A key component of trip or tour planning - route planning was one of the most revolutionary skills I learned as I worked my way through the AMGA’s guide certification program. This is a way of doing your homework before heading into the backcountry so you are not “flying blind” so to speak.
Where the power of the route plan really struck me was several years ago when some friends and I decided to ski the Forbidden Tour in a day. This is a tour that we typically guide in 3-4 days but at that point none of us had done the tour before. With the aid of a 7.5 min map (with a UTM grid marked on it), a Rite in the Rain notebook, compass & grid reader I came up with our route plan while camped out at the trailhead the night before the tour. According to the tour plan it would take us 14 hours and 40 minutes to ski the 21 km, 9,300’ tour - a big day but manageable with an early start. We left the car at 4:20 AM and when we returned at 7:05 PM, 14 hours and 45 minutes later, I was pretty psyched - both with the tour and with my plan. Similar route plans have since come in very handy on more than one whiteout tour.
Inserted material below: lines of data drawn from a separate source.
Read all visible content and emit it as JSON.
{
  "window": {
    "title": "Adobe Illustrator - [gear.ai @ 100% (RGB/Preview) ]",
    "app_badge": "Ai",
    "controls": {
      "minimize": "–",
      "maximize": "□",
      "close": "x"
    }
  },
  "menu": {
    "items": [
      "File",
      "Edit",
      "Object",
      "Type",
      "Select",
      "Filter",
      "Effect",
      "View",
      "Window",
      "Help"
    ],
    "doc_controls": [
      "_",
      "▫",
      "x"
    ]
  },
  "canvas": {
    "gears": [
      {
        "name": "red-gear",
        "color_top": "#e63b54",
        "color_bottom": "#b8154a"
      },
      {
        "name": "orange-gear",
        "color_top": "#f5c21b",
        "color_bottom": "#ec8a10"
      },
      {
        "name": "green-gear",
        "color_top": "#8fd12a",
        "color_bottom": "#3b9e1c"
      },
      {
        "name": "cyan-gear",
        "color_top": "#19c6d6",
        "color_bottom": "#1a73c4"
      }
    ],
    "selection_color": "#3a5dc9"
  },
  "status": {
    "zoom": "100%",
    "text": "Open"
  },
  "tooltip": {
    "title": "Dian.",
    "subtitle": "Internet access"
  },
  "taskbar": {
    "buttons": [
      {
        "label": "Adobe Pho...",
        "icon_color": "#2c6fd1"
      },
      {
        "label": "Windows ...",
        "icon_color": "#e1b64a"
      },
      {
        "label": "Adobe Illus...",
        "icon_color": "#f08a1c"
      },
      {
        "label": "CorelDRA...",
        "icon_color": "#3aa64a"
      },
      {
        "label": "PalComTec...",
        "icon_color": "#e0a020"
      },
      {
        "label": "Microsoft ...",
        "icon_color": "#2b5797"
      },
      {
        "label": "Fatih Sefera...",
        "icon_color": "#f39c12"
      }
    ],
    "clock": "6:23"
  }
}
To keep this from getting way to long I do not touch on some of the foundational skills needed to complete a successful route plan (i.e. how to pull a bearing or way point off of a map, aiming off, hand rails etc).
Benefits of a route plan:
1) Most tour plans should be done as a whiteout plan giving you the added benefit of being able to navigate in a white out. Select your waypoints to lead you in a whiteout (avoiding hazards), then If you are then out in clear weather it is easy to adjust and take short cuts as appropriate.
2) The tour plan gives you an idea of how long it should be taking you to cover certain sections of ground. This allows you to recognize if you are falling behind schedule and adjust accordingly.
3) For ski touring you can include a column in your route plan for aspect. This is very useful for hazard forecasting. For example on a spring tour if there is a south facing slope that you have to cross you can adjust your start time to get you across the slope before it heats up.
4) You can leave a copy of your route plan with someone at home so they know where you are headed.
Developing Your Plan
There are 2 main ways to come up with your route plan. You can do it by hand with a map/compass/grid reader or you can use a program on your computer, National Geographic TOPO, to come up with the route plan and then upload it to your GPS and transcribe it to your notebook.
I believe there is value in learning how to do this process by hand but once you have the hang of it the computerized method is much faster. Even if you are coming up with the plan on the computer it is important to have some sort of a hard copy in case you drop your GPS, or it dies.